AI and Cybersecurity Experts Offer Divergent Views
While research into AI-powered cyber espionage is still emerging, substantial evidence suggests that large language models have demonstrated marked improvements in handling cybersecurity-specific tasks over the past year. Earlier this year, XBOW, a startup, saw its AI vulnerability scanning and patching tool achieve top rankings on bug bounty platforms like HackerOne.
On the offensive side, researchers at NYU developed a framework similar to the one used in the Anthropic campaign, leveraging a publicly available version of ChatGPT to automate significant portions of a ransomware attack. The Anthropic report represents the first publicly known instance of a nation-state reportedly employing such a process for successful attacks.
However, the implications of this campaign and Anthropic’s findings have sparked debate within AI and cybersecurity communities.

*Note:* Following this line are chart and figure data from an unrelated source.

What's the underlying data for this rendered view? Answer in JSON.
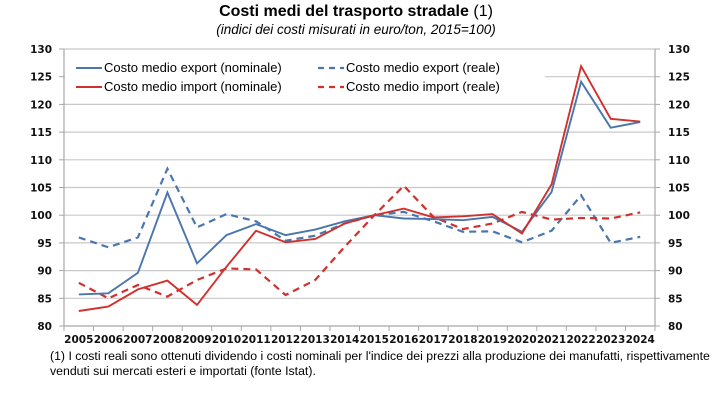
{
  "title": {
    "main": "Costi medi del trasporto stradale",
    "note_ref": "(1)",
    "subtitle": "(indici dei costi misurati in euro/ton, 2015=100)"
  },
  "footnote": "(1) I costi reali sono ottenuti dividendo i costi nominali per l'indice dei prezzi alla produzione dei manufatti, rispettivamente venduti sui mercati esteri e importati (fonte Istat).",
  "chart_data": {
    "type": "line",
    "title": "Costi medi del trasporto stradale (1)",
    "subtitle": "(indici dei costi misurati in euro/ton, 2015=100)",
    "xlabel": "",
    "ylabel": "",
    "categories": [
      "2005",
      "2006",
      "2007",
      "2008",
      "2009",
      "2010",
      "2011",
      "2012",
      "2013",
      "2014",
      "2015",
      "2016",
      "2017",
      "2018",
      "2019",
      "2020",
      "2021",
      "2022",
      "2023",
      "2024"
    ],
    "ylim": [
      80,
      130
    ],
    "yticks": [
      80,
      85,
      90,
      95,
      100,
      105,
      110,
      115,
      120,
      125,
      130
    ],
    "secondary_yaxis": true,
    "grid": true,
    "legend_position": "top-left",
    "series": [
      {
        "name": "Costo medio export (nominale)",
        "color": "#4a76ad",
        "style": "solid",
        "values": [
          85.7,
          85.9,
          89.6,
          104.1,
          91.3,
          96.4,
          98.4,
          96.4,
          97.4,
          98.9,
          100.0,
          99.4,
          99.3,
          99.1,
          99.7,
          97.0,
          104.2,
          124.1,
          115.8,
          116.8
        ]
      },
      {
        "name": "Costo medio export (reale)",
        "color": "#4a76ad",
        "style": "dashed",
        "values": [
          96.0,
          94.2,
          96.0,
          108.4,
          97.8,
          100.2,
          98.9,
          95.4,
          96.3,
          98.5,
          100.0,
          100.6,
          98.9,
          97.0,
          97.1,
          95.1,
          97.2,
          103.6,
          95.0,
          96.1
        ]
      },
      {
        "name": "Costo medio import (nominale)",
        "color": "#d0312d",
        "style": "solid",
        "values": [
          82.7,
          83.5,
          86.6,
          88.2,
          83.8,
          90.7,
          97.2,
          95.1,
          95.7,
          98.5,
          100.0,
          101.2,
          99.6,
          99.8,
          100.2,
          96.7,
          105.6,
          126.9,
          117.4,
          116.9
        ]
      },
      {
        "name": "Costo medio import (reale)",
        "color": "#d0312d",
        "style": "dashed",
        "values": [
          87.8,
          85.0,
          87.4,
          85.3,
          88.3,
          90.4,
          90.2,
          85.6,
          88.3,
          94.3,
          100.0,
          105.3,
          99.7,
          97.5,
          98.5,
          100.6,
          99.2,
          99.5,
          99.4,
          100.5
        ]
      }
    ]
  }
}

Some view it as validation of existing concerns about AI-enabled hacking, while others argue the report’s conclusions may misrepresent the current state of cyber-espionage operations.

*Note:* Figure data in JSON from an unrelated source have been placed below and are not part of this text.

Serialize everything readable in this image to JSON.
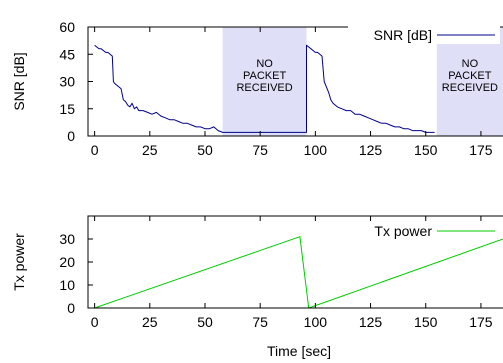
{
  "colors": {
    "snr_line": "#00008b",
    "tx_line": "#00cc00",
    "gap_fill": "#dfe0f8",
    "axis": "#000000",
    "background": "#ffffff"
  },
  "chart_data": [
    {
      "type": "line",
      "ylabel": "SNR [dB]",
      "xlim": [
        -3,
        185
      ],
      "ylim": [
        0,
        60
      ],
      "xticks": [
        "0",
        "25",
        "50",
        "75",
        "100",
        "125",
        "150",
        "175"
      ],
      "yticks": [
        "0",
        "15",
        "30",
        "45",
        "60"
      ],
      "legend": "top-right",
      "series": [
        {
          "name": "SNR [dB]",
          "x": [
            0,
            1,
            2,
            3,
            4,
            5,
            6,
            7,
            8,
            8.5,
            9,
            10,
            11,
            12,
            13,
            14,
            15,
            16,
            17,
            18,
            19,
            20,
            22,
            24,
            26,
            28,
            30,
            32,
            34,
            36,
            38,
            40,
            42,
            44,
            46,
            48,
            50,
            52,
            54,
            56,
            58,
            96,
            96,
            97,
            98,
            99,
            100,
            101,
            102,
            103,
            104,
            105,
            106,
            107,
            108,
            110,
            112,
            114,
            116,
            118,
            120,
            122,
            124,
            126,
            128,
            130,
            132,
            134,
            136,
            138,
            140,
            142,
            144,
            146,
            148,
            150,
            152,
            154
          ],
          "values": [
            50,
            49,
            48,
            48,
            47,
            46,
            46,
            45,
            44,
            30,
            29,
            28,
            27,
            26,
            20,
            19,
            17,
            16,
            18,
            15,
            16,
            14,
            14,
            13,
            12,
            13,
            11,
            10,
            9,
            9,
            8,
            7,
            7,
            6,
            5,
            5,
            4,
            4,
            5,
            3,
            2,
            2,
            50,
            49,
            48,
            47,
            46,
            46,
            45,
            44,
            30,
            27,
            24,
            20,
            18,
            16,
            15,
            14,
            14,
            12,
            12,
            11,
            10,
            9,
            8,
            7,
            7,
            6,
            5,
            5,
            4,
            4,
            3,
            3,
            3,
            2,
            2,
            2
          ]
        }
      ],
      "annotations": [
        {
          "text_lines": [
            "NO",
            "PACKET",
            "RECEIVED"
          ],
          "x_range": [
            58,
            96
          ]
        },
        {
          "text_lines": [
            "NO",
            "PACKET",
            "RECEIVED"
          ],
          "x_range": [
            155,
            185
          ]
        }
      ]
    },
    {
      "type": "line",
      "xlabel": "Time [sec]",
      "ylabel": "Tx power",
      "xlim": [
        -3,
        185
      ],
      "ylim": [
        0,
        40
      ],
      "xticks": [
        "0",
        "25",
        "50",
        "75",
        "100",
        "125",
        "150",
        "175"
      ],
      "yticks": [
        "0",
        "10",
        "20",
        "30"
      ],
      "legend": "top-right",
      "series": [
        {
          "name": "Tx power",
          "x": [
            0,
            93,
            97,
            185
          ],
          "values": [
            0,
            31,
            0,
            30
          ]
        }
      ]
    }
  ]
}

Kevin Beaumont, a cybersecurity researcher based in the UK, criticized Anthropic’s report for a perceived lack of transparency and for describing techniques that are already achievable with existing tools, leaving limited room for external validation. He stated on LinkedIn that the report lacks indicators of compromise and that the described techniques are “off-the-shelf” with established detection methods.
Klein responded that Anthropic has shared indicators of compromise with relevant entities through established information-sharing agreements, but not with the general public.

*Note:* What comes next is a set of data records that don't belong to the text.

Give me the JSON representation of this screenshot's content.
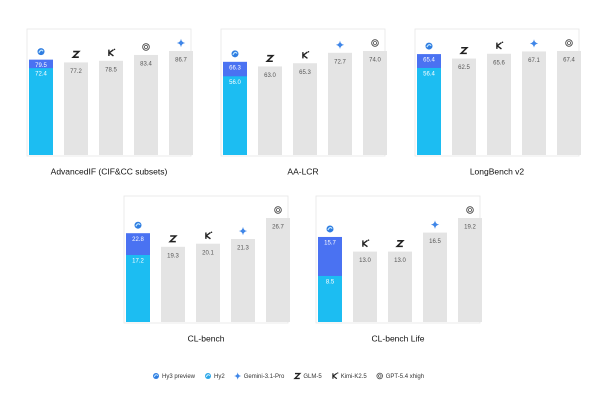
{
  "legend": [
    {
      "name": "Hy3 preview",
      "color": "#4a72f2"
    },
    {
      "name": "Hy2",
      "color": "#1cbdf2"
    },
    {
      "name": "Gemini-3.1-Pro",
      "color": "#e4e4e4"
    },
    {
      "name": "GLM-5",
      "color": "#e4e4e4"
    },
    {
      "name": "Kimi-K2.5",
      "color": "#e4e4e4"
    },
    {
      "name": "GPT-5.4 xhigh",
      "color": "#e4e4e4"
    }
  ],
  "chart_data": [
    {
      "type": "bar",
      "title": "AdvancedIF (CIF&CC subsets)",
      "series": [
        {
          "name": "Hy3 preview",
          "values": [
            79.5
          ],
          "value_labels": [
            "79.5"
          ]
        },
        {
          "name": "Hy2",
          "values": [
            72.4
          ],
          "value_labels": [
            "72.4"
          ]
        },
        {
          "name": "GLM-5",
          "values": [
            77.2
          ],
          "value_labels": [
            "77.2"
          ]
        },
        {
          "name": "Kimi-K2.5",
          "values": [
            78.5
          ],
          "value_labels": [
            "78.5"
          ]
        },
        {
          "name": "GPT-5.4 xhigh",
          "values": [
            83.4
          ],
          "value_labels": [
            "83.4"
          ]
        },
        {
          "name": "Gemini-3.1-Pro",
          "values": [
            86.7
          ],
          "value_labels": [
            "86.7"
          ]
        }
      ]
    },
    {
      "type": "bar",
      "title": "AA-LCR",
      "series": [
        {
          "name": "Hy3 preview",
          "values": [
            66.3
          ],
          "value_labels": [
            "66.3"
          ]
        },
        {
          "name": "Hy2",
          "values": [
            56
          ],
          "value_labels": [
            "56.0"
          ]
        },
        {
          "name": "GLM-5",
          "values": [
            63
          ],
          "value_labels": [
            "63.0"
          ]
        },
        {
          "name": "Kimi-K2.5",
          "values": [
            65.3
          ],
          "value_labels": [
            "65.3"
          ]
        },
        {
          "name": "Gemini-3.1-Pro",
          "values": [
            72.7
          ],
          "value_labels": [
            "72.7"
          ]
        },
        {
          "name": "GPT-5.4 xhigh",
          "values": [
            74
          ],
          "value_labels": [
            "74.0"
          ]
        }
      ]
    },
    {
      "type": "bar",
      "title": "LongBench v2",
      "series": [
        {
          "name": "Hy3 preview",
          "values": [
            65.4
          ],
          "value_labels": [
            "65.4"
          ]
        },
        {
          "name": "Hy2",
          "values": [
            56.4
          ],
          "value_labels": [
            "56.4"
          ]
        },
        {
          "name": "GLM-5",
          "values": [
            62.5
          ],
          "value_labels": [
            "62.5"
          ]
        },
        {
          "name": "Kimi-K2.5",
          "values": [
            65.6
          ],
          "value_labels": [
            "65.6"
          ]
        },
        {
          "name": "Gemini-3.1-Pro",
          "values": [
            67.1
          ],
          "value_labels": [
            "67.1"
          ]
        },
        {
          "name": "GPT-5.4 xhigh",
          "values": [
            67.4
          ],
          "value_labels": [
            "67.4"
          ]
        }
      ]
    },
    {
      "type": "bar",
      "title": "CL-bench",
      "series": [
        {
          "name": "Hy3 preview",
          "values": [
            22.8
          ],
          "value_labels": [
            "22.8"
          ]
        },
        {
          "name": "Hy2",
          "values": [
            17.2
          ],
          "value_labels": [
            "17.2"
          ]
        },
        {
          "name": "GLM-5",
          "values": [
            19.3
          ],
          "value_labels": [
            "19.3"
          ]
        },
        {
          "name": "Kimi-K2.5",
          "values": [
            20.1
          ],
          "value_labels": [
            "20.1"
          ]
        },
        {
          "name": "Gemini-3.1-Pro",
          "values": [
            21.3
          ],
          "value_labels": [
            "21.3"
          ]
        },
        {
          "name": "GPT-5.4 xhigh",
          "values": [
            26.7
          ],
          "value_labels": [
            "26.7"
          ]
        }
      ]
    },
    {
      "type": "bar",
      "title": "CL-bench Life",
      "series": [
        {
          "name": "Hy3 preview",
          "values": [
            15.7
          ],
          "value_labels": [
            "15.7"
          ]
        },
        {
          "name": "Hy2",
          "values": [
            8.5
          ],
          "value_labels": [
            "8.5"
          ]
        },
        {
          "name": "Kimi-K2.5",
          "values": [
            13
          ],
          "value_labels": [
            "13.0"
          ]
        },
        {
          "name": "GLM-5",
          "values": [
            13
          ],
          "value_labels": [
            "13.0"
          ]
        },
        {
          "name": "Gemini-3.1-Pro",
          "values": [
            16.5
          ],
          "value_labels": [
            "16.5"
          ]
        },
        {
          "name": "GPT-5.4 xhigh",
          "values": [
            19.2
          ],
          "value_labels": [
            "19.2"
          ]
        }
      ]
    }
  ]
}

Other observers contend that Anthropic’s findings are a crucial milestone in the application of AI to cybersecurity. Jen Easterly, former director of the Cybersecurity and Infrastructure Security Agency, acknowledged concerns about transparency but credited Anthropic for disclosing the attacks. She noted the uncertainty regarding which tasks were genuinely accelerated by AI versus those achievable with standard tools, and the lack of specific details on agent chains, model hallucinations, human intervention frequency, and output reliability.
Tiffany Saade, an AI researcher with Cisco’s AI defense team, commented that the report clearly indicates that tools like Claude offer attackers advantages in speed and scale. She posed the question of whether these advantages are sufficient to motivate hackers to adopt LLMs over other automation methods, considering their limitations, and whether this will lead to increased sophistication in attacks.
Saade also raised questions about the chosen AI model, finding it unusual for a Chinese state-sponsored actor to employ a major U.S. AI model for automation when in-house alternatives exist. She suggested that using prominent public models like Claude might indicate a desire for visibility.
Saade proposed an alternative motivation: a geopolitical message to Washington D.C., demonstrating that Beijing’s hackers can execute the very capabilities that are widely feared. The operation could be intended to generate attention and validate hypotheses about AI’s offensive capabilities, rather than purely for stealth or sabotage.
The next expected step involves further analysis and potential responses from cybersecurity firms and governments regarding AI security protocols and threat intelligence sharing. Uncertainties remain regarding the full scope of AI’s capabilities in cyber warfare and the ongoing arms race between AI developers and malicious actors.